But if you can express your query using JQL, why not go directly to JIRA?
I think that the problem is that there are some queries (particularly those involving NOT) which can't be constructed using the existing JIRA gui. You can say "I want all issues with the following fields turned on" but you can't say "I want all issues with the following field NOT turned on".

Thanks,
-Rick
I see the point of caching and dataset rip-offs (i.e. you populate a table and continue to refine the results/searches locally), are there other use-cases where people think they would prefer Derby+VTI over JIRA+JQL?

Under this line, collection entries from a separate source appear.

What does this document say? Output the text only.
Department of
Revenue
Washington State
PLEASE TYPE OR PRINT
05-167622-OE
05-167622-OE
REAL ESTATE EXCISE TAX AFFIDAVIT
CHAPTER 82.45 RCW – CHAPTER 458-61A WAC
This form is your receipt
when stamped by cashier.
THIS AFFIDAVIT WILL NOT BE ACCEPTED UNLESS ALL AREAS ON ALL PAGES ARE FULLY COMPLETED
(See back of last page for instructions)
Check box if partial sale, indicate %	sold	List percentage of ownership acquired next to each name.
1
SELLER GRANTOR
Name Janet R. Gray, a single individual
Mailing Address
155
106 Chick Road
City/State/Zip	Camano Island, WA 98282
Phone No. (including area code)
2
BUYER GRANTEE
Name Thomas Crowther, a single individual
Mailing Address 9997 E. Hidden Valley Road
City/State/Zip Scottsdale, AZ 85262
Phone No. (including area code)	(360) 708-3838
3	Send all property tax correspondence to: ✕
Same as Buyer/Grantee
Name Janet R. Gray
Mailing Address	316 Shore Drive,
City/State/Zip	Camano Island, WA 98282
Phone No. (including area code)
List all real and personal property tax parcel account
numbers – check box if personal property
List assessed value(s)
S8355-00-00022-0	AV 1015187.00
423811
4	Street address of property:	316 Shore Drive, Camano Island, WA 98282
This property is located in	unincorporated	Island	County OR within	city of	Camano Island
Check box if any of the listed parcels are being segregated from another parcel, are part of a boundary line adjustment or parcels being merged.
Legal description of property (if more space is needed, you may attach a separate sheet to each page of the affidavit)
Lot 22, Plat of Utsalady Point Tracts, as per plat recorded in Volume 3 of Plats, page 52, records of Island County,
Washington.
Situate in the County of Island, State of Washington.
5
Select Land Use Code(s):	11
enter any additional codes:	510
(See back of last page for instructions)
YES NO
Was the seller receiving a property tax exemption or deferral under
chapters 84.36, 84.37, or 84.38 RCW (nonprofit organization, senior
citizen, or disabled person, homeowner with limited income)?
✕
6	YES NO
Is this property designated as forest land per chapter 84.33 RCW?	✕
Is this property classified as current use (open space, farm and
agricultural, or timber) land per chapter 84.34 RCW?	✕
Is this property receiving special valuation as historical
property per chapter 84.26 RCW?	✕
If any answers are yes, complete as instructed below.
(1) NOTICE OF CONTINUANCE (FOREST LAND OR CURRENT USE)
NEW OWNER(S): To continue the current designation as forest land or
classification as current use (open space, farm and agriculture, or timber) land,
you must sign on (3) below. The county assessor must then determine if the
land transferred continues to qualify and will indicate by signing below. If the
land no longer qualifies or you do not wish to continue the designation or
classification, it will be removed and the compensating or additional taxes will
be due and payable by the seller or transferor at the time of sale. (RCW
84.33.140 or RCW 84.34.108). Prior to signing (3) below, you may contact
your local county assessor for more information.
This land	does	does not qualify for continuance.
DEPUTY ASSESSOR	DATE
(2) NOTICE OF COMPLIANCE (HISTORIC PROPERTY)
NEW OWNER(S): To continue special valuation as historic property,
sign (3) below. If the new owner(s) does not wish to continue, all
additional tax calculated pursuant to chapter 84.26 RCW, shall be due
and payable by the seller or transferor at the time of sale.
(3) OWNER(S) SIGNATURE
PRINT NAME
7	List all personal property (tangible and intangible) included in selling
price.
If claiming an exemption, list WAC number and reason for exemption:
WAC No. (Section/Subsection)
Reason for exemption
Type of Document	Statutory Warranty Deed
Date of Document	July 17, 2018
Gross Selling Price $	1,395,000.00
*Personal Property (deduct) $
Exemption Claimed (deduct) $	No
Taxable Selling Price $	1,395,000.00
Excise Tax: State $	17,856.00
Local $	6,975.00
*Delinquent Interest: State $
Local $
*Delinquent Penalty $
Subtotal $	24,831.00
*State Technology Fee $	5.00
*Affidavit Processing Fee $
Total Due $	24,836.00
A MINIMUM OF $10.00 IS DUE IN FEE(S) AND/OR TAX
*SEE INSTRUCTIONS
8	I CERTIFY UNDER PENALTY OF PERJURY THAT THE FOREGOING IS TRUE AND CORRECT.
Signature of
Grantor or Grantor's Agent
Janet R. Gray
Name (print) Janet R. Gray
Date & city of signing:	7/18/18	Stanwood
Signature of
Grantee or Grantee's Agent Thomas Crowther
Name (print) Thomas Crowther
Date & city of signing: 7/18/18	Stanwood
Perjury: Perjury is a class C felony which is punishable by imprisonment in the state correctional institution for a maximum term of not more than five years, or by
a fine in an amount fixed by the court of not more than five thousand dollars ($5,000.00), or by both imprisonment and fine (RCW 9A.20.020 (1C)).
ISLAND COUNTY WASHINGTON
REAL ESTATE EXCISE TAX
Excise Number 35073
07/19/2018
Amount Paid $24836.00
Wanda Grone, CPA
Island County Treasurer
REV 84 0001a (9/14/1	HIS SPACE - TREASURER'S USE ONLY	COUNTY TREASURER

I know of a couple of tools where it is important to be able to do queries joining JIRA data with local private DERBY tables. A VTI with JQL would be nice for that sort of thing, but NOT is a requirement and I actually still think might actually pull more data over time with the number of queries than just creating the cache table periodically. One of these very old tools just dumps the data from Jira into a JIRA_ISSUES table and does queries. I think that ancient app will just have to become smarter about updating the data in the table incrementally to maintain the same functionality.

Personal problems aside, I don't know how much the JIRA VTI demo or any kind of JIRA data download and interface to Derby is being used by the user community. I have used this sort of thing for analyzing issues for backport and generating metrics. I know they can be useful to manage support and development work, joining private customer data with the public data in Jira. I could imagine it might be useful to other development groups in the same capacity, so the Jira VTI might be a good demo for that reason, but my gut feeling is that demo is not used that often (of course could totally be wrong).